As I write this the Democrats [with Obama being the leading voice] and the Republicans [with the Tea Party holding sway] are locking horns. But, truly, both sides want the same thing to 'cure' America's economic woes: A surge of consumerism! A pox on both their houses, I say. It is exactly what Schumacher inveighed against: Materialism run amok. The cure to all our ills becomes more work, more stuff, bigger houses to hold it all. Our judgments become one of how much stuff we have in comparison to how much stuff the neighbors -- the Joneses -- have. More, more, more, unsustainably till everything bursts.

I don't know that Schumacher would approve, but we need to do something other than what both the Democrats and Republicans are contemplating as fixes for our economy.

My suggestions:  Let us remove ALL payroll taxes, and tax in other ways to cover workers' benefits.  Why?  To make things such that having an employee is as cheap as possible in the US.  That way, workers here can compete against labor elsewhere in the world and against technologies that replace humans as workers.
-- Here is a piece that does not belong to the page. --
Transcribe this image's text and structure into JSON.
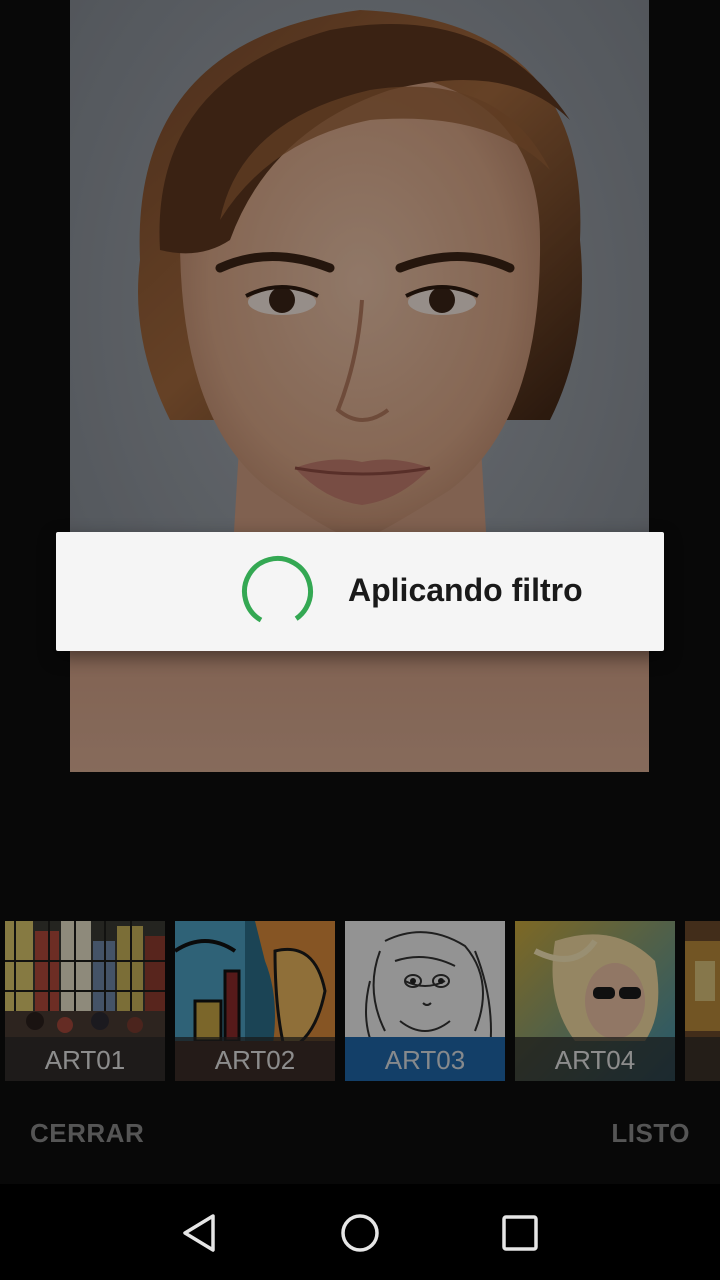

Let us shorten the workweek from 40 hours to 30 hours before overtime kicks in.  Thus, businesses will be encouraged to enlarge their workforce.

Let us forestall foreclosures on homeowners by allowing homeowners to keep their house if they make mortgage payments that are 40% or more of their income.  That way, we might be able to stabilize the housing market more quickly.  And, we take the intense stress that has descended on as many as 30% of the people in the US.
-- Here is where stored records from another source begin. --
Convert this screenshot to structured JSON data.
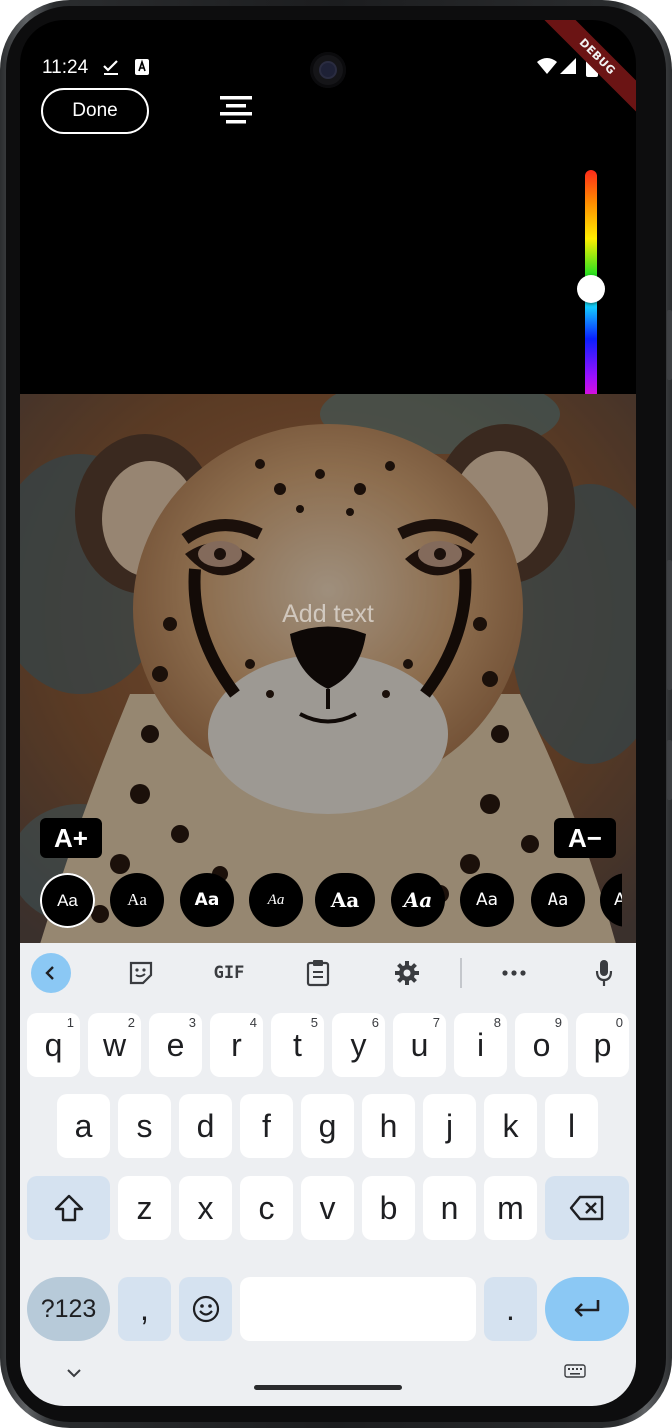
{
  "status_bar": {
    "time": "11:24",
    "debug_label": "DEBUG"
  },
  "toolbar": {
    "done_label": "Done"
  },
  "canvas": {
    "placeholder": "Add text",
    "increase_label": "A+",
    "decrease_label": "A−",
    "color_slider_level": 0.45
  },
  "font_styles": [
    "Aa",
    "Aa",
    "Aa",
    "Aa",
    "Aa",
    "Aa",
    "Aa",
    "Aa",
    "A"
  ],
  "keyboard": {
    "toolbar": {
      "gif_label": "GIF"
    },
    "row1": [
      {
        "key": "q",
        "hint": "1"
      },
      {
        "key": "w",
        "hint": "2"
      },
      {
        "key": "e",
        "hint": "3"
      },
      {
        "key": "r",
        "hint": "4"
      },
      {
        "key": "t",
        "hint": "5"
      },
      {
        "key": "y",
        "hint": "6"
      },
      {
        "key": "u",
        "hint": "7"
      },
      {
        "key": "i",
        "hint": "8"
      },
      {
        "key": "o",
        "hint": "9"
      },
      {
        "key": "p",
        "hint": "0"
      }
    ],
    "row2": [
      "a",
      "s",
      "d",
      "f",
      "g",
      "h",
      "j",
      "k",
      "l"
    ],
    "row3": [
      "z",
      "x",
      "c",
      "v",
      "b",
      "n",
      "m"
    ],
    "symbols_label": "?123",
    "comma_label": ",",
    "period_label": "."
  }
}
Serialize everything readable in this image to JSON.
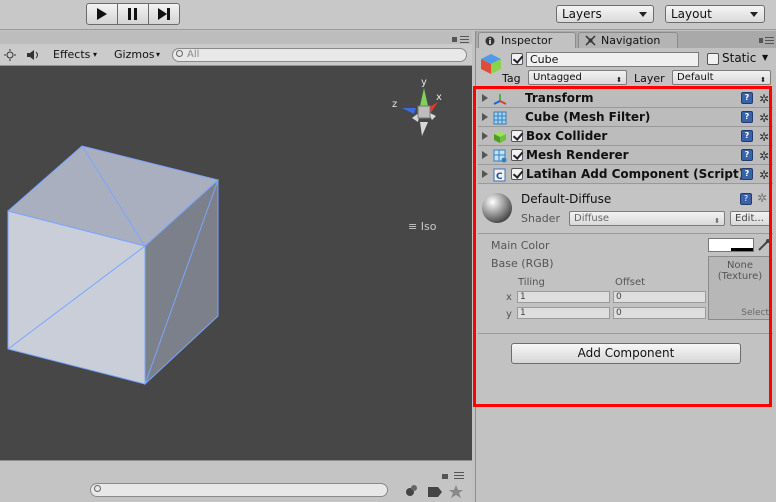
{
  "toolbar": {
    "layers_label": "Layers",
    "layout_label": "Layout"
  },
  "scene": {
    "effects_label": "Effects",
    "gizmos_label": "Gizmos",
    "search_placeholder": "All",
    "iso_label": "Iso",
    "axis_labels": {
      "x": "x",
      "y": "y",
      "z": "z"
    }
  },
  "inspector": {
    "tab_inspector": "Inspector",
    "tab_navigation": "Navigation",
    "object_name": "Cube",
    "static_label": "Static",
    "tag_label": "Tag",
    "tag_value": "Untagged",
    "layer_label": "Layer",
    "layer_value": "Default",
    "components": [
      {
        "label": "Transform",
        "icon": "transform-icon",
        "has_checkbox": false
      },
      {
        "label": "Cube (Mesh Filter)",
        "icon": "mesh-filter-icon",
        "has_checkbox": false
      },
      {
        "label": "Box Collider",
        "icon": "box-collider-icon",
        "has_checkbox": true
      },
      {
        "label": "Mesh Renderer",
        "icon": "mesh-renderer-icon",
        "has_checkbox": true
      },
      {
        "label": "Latihan Add Component (Script)",
        "icon": "script-icon",
        "has_checkbox": true
      }
    ],
    "material": {
      "name": "Default-Diffuse",
      "shader_label": "Shader",
      "shader_value": "Diffuse",
      "edit_label": "Edit...",
      "main_color_label": "Main Color",
      "base_label": "Base (RGB)",
      "tiling_label": "Tiling",
      "offset_label": "Offset",
      "x_label": "x",
      "y_label": "y",
      "tiling_x": "1",
      "tiling_y": "1",
      "offset_x": "0",
      "offset_y": "0",
      "texture_none": "None",
      "texture_type": "(Texture)",
      "select_label": "Select"
    },
    "add_component_label": "Add Component"
  },
  "colors": {
    "highlight": "#ff0000",
    "scene_bg": "#474747",
    "cube_face": "#c7ccd6",
    "wire": "#7aa6ff"
  }
}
We need a more compassionate economics in the West.  And, most importantly, one that is sustainable and allows us to escape the pointless, life-robbing circumstance where we all become chasing-our-own-tail Consumerists.
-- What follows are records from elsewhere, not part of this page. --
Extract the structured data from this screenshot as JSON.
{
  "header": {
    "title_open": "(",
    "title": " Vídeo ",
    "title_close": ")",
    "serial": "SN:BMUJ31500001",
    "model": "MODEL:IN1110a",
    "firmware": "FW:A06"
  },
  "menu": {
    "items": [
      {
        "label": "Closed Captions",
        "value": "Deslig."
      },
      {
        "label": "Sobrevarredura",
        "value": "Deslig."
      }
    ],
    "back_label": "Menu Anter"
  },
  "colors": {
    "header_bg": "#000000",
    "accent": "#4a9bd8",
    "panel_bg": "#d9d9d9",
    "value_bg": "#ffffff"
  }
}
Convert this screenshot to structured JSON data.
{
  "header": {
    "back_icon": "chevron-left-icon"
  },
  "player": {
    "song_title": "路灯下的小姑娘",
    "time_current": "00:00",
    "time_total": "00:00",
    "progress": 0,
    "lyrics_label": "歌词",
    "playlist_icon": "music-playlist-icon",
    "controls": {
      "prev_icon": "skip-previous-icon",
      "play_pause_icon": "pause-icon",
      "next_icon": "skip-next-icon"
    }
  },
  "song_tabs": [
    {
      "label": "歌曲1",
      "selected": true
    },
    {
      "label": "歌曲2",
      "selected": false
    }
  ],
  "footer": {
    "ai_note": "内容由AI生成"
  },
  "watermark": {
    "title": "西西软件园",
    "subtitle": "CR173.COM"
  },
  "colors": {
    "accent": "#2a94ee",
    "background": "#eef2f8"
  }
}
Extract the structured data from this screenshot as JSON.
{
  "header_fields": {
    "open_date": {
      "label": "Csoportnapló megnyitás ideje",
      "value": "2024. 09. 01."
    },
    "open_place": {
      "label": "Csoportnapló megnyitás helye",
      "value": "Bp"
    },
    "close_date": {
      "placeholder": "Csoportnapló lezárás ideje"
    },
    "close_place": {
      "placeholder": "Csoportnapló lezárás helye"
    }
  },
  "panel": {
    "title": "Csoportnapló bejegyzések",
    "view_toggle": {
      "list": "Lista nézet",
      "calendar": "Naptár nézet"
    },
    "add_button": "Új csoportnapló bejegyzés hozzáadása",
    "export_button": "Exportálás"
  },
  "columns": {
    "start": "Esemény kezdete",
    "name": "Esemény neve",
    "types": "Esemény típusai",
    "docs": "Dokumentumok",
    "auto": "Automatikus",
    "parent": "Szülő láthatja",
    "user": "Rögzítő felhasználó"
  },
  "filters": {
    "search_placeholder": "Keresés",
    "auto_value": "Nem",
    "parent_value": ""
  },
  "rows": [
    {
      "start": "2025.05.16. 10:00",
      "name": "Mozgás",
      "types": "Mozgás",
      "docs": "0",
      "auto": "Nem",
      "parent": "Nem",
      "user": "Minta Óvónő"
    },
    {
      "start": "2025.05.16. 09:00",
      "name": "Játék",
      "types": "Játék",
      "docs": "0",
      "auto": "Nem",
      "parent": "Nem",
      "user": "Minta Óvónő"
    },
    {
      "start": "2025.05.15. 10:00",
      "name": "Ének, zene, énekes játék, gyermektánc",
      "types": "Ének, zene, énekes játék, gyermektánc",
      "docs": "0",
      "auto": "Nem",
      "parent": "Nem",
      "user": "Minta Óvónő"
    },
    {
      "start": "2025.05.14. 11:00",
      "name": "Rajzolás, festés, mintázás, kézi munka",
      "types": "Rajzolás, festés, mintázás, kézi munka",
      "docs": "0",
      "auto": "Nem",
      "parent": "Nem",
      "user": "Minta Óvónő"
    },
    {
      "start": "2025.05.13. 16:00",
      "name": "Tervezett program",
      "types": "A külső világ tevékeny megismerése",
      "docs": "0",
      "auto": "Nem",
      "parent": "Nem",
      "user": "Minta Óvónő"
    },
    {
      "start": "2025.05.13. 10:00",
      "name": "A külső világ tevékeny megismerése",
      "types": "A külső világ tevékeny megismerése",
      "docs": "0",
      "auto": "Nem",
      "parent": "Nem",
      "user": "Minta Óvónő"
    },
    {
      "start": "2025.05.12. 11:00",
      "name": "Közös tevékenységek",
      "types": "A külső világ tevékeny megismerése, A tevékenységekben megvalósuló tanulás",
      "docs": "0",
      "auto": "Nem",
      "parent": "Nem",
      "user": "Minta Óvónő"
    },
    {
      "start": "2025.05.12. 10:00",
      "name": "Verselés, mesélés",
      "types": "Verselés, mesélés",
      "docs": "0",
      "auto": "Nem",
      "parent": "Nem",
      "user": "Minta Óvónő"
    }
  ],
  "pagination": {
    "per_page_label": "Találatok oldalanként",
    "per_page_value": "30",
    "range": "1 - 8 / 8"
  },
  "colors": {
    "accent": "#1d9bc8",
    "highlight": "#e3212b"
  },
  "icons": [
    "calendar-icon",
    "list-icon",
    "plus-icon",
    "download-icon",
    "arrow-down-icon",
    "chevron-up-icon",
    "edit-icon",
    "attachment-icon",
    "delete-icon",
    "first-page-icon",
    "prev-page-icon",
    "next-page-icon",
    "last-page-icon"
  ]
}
Fantastic blogposts that, from their content, relate to this one:  "Buddhist Economics." from The Buddhist Blog. James Ure bemoans the lost interconnectivity in society in light of the worldwide economic plunge. And, from Integral Options Cafe, there's "Adbusters - E.F. Schumacher (Thought Control in Economics)" wherein PB's William Harryman writes about a more-compassionate economics, based on Schumacher's insights, and then presents a piece from Adbusters that gives some background to Schumacher's life and thoughts.


  1. Excellent timing. Thank you, Tom.
    - judih (off to read Schumacher)

  2. Wow. Thanks, Great and Wonderful judih. I remember fondly our days in 'Kicks.

  3. Interesting. I read everything I can about Burma, it fascinates me. I got the impression that the military junta might be easing up a bit for the sake of economic development, with the release of Aung Sang Su Ki (sp?) and allowing some development projects into the country - read about a pristine shorline that will likely be developed/exploited.

  4. Jill, Yes, it would be wonderful if the junta would ease up. Likely, they would only do that if they view it to their advantage to maintain their grip on power.